Last night the Zoning Commission heard the
Capitol Gateway Overlay Review case for
1111 New Jersey, Donohoe's now 220,000-square-foot office building on the northwest corner of New Jersey and M. The
Office of Planning report laid out how the project properly adheres to the requirements of the CG Overlay, and there was actually very little discussion by the commissioners of the building's design or landscape (save for a few questions about the width of the sidewalk on M Street, which is wider than what the CG Overlay calls for, because of various hardware for the Navy Yard Metro station below).
What took up the bulk of the discussion was whether the building's parking garage should be accessed via New Jersey Avenue or via the block's alley that runs north-south between L and M (which is shared with
100 M,
Onyx, and whatever gets built on the St. Matthew's site). The original design had the garage driveway on New Jersey, but DDOT is asking that it be moved to the alley because of both a desire to not have curb cuts on a major state street like New Jersey and because the alley is an existing curb cut where pedestrians expect vehicular flow. But the commissioners were uniformly unhappy with the alley solution, given the narrowness of the alley (14 feet), the heavy amount of traffic there will be, and the very awkward garage entrance/exit that Donohoe has had to come up with in order to make the alley entry work. Donohoe didn't appear to be especially happy with the alley solution, either, but DDOT was pretty firm in their desire to have it there.

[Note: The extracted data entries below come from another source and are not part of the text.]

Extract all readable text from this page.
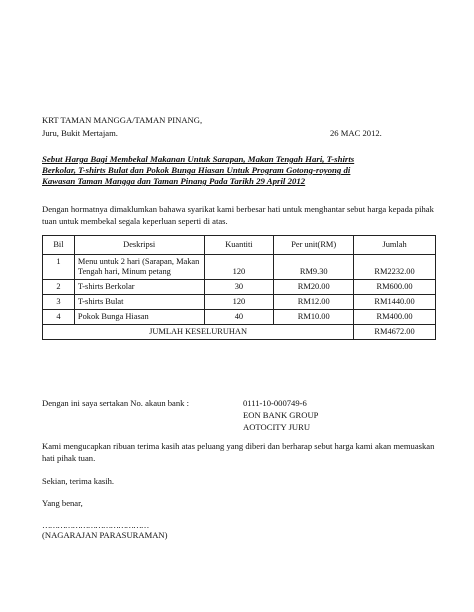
KRT TAMAN MANGGA/TAMAN PINANG,
Juru, Bukit Mertajam.	26 MAC 2012.
Sebut Harga Bagi Membekal Makanan Untuk Sarapan, Makan Tengah Hari, T-shirts
Berkolar, T-shirts Bulat dan Pokok Bunga Hiasan Untuk Program Gotong-royong di
Kawasan Taman Mangga dan Taman Pinang Pada Tarikh 29 April 2012
Dengan hormatnya dimaklumkan bahawa syarikat kami berbesar hati untuk menghantar sebut harga kepada pihak tuan untuk membekal segala keperluan seperti di atas.
Bil	Deskripsi	Kuantiti	Per unit(RM)	Jumlah
1	Menu untuk 2 hari (Sarapan, Makan Tengah hari, Minum petang	120	RM9.30	RM2232.00
2	T-shirts Berkolar	30	RM20.00	RM600.00
3	T-shirts Bulat	120	RM12.00	RM1440.00
4	Pokok Bunga Hiasan	40	RM10.00	RM400.00
JUMLAH KESELURUHAN				RM4672.00
Dengan ini saya sertakan No. akaun bank :	0111-10-000749-6
EON BANK GROUP
AOTOCITY JURU
Kami mengucapkan ribuan terima kasih atas peluang yang diberi dan berharap sebut harga kami akan memuaskan hati pihak tuan.
Sekian, terima kasih.
Yang benar,
……………………………………
(NAGARAJAN PARASURAMAN)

The record was left open, and DDOT and Donohoe said they would continue to work on the garage issue. A ruling on the overlay review could come at the March 11 Zoning Commission meeting.
Chairman Anthony Hood also briefly touched on
ANC 6D's opposition to the project because of a lack of a community benefits package--Hood said that this project is not a PUD, and any desires to have amenities packages be part of CG Overlay reviews should have been dealt with when the Overlay was created, so the ANC's opposition was viewed as not germaine.